Çorbaların, etli sebzelerin, dolmaların, balıkların, böreklerin, kırmızı ve beyaz etli kebapların (kuzu, koyun, kaz, güvercin, piliç, tavuk, hindi), hoşafların ve tatlıların biri gelir, diğeri giderdi.
Fatih'in Sofrası
Fatih Sultan Mehmed, Kanunname'sinde padişahların eskiden vezirleriyle birlikte yemek yediklerini, ancak kendisinin bu usulü kaldırdığını, padişahların artık sofrada tek başlarına yemek yiyecekleri kuralını koymuştur.
Tarihî belgelerden hareketle Fatih'in bazı günler ne yediğini de tespit edilebilmiş.
Sabah yemekleri
·Yumurtalı lapa, mantı ve yoğurtlu erişte.

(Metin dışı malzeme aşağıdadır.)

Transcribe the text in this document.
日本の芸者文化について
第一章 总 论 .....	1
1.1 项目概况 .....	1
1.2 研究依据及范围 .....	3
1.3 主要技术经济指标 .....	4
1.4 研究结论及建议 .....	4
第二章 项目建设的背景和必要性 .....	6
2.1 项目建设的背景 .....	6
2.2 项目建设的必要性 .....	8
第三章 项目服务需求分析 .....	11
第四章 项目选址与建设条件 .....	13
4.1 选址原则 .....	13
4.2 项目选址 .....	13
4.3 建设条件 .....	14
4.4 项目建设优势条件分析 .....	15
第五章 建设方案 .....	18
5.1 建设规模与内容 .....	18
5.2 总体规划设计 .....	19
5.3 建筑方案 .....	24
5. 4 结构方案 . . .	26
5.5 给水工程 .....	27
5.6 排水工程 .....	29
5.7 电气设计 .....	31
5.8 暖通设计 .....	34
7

Mantı, kestaneli bulgur ve muhallebi
Soğanlı mutancana, soğanlı ve sarımsaklı bir balık, nohutlu ve soğanlı bir kabunî, yoğurtlu ve pazılı buranî, lalanga (bir çeşit omlet), tavuk kalyesi
Akşam yemekleri
Şalgamlı ve yumurtalı kuzu kebabı, sarı erikli çorba,
yoğurt ve meyve
En leziz 10 Osmanlı saray yemeği
- Yufkalı Dörüzziyafe Köftesi
Tavuk, dana ve kuzu etinin kıyma haline getirilmesi ile pişen yemeğe, fıstık,yumurta ve çeşitli baharatlar ekleniyor.
- Mutancana (1539)
Güveçte kuzu eti, kayısı, arpaçık soğanı, kırmızı üzüm, bal ve badem ile pişiriliyor.
- Mahmudiye
Güveçte badem, kayısı, rezaki üzümü, bal,tarçın,limon suyu ile tatlandırılmış köy pilici.
- Kavun Dolması
Kuzu eti, pirinç, baharatlar, badem, antepfıstığı ve kuş üzümü ile doldurulmuş fırında kavun.
- Akike
Koyun eti, kuyruk yağı, yoğurt, tarçın, baharatlar ve damla sakızı ile güveçte veya çömlekte pişirilir.
- Süt Kebabı
Koyun ve ve kuzu eti uzun süre dinlendirilir. En önemli noktası eti hem sütte kaynatmak hem de şişte pişirirken üstüne sıcak süt sürülmesidir.
- Beyrani
Osmanlı Mutfağında çok popüler olan bir yemek. Kuzu eti baharatlarla zenginleştirilip çok kısık ateşte pişirilir.
- Mıhlama
Saray mutfağında çok sık pişirilen ve sevilen bir yemek. En önemli özelliği kıyma,yumurta ve baharatların çok kısık ateşte pişirilmesi.
- Kırma Tavuk Kebabı
Listemizin ilk sırasında yer alan bu yemek saray’da sadece padişah için pişirilen bir yemek.
Hatta saray’da ki her aşçı bu yemeği pişiremiyormuş. Bütün tavuğun baharatlarla zenginleştirilerek soğan suyunda bekletilmesiyle yapılıyor.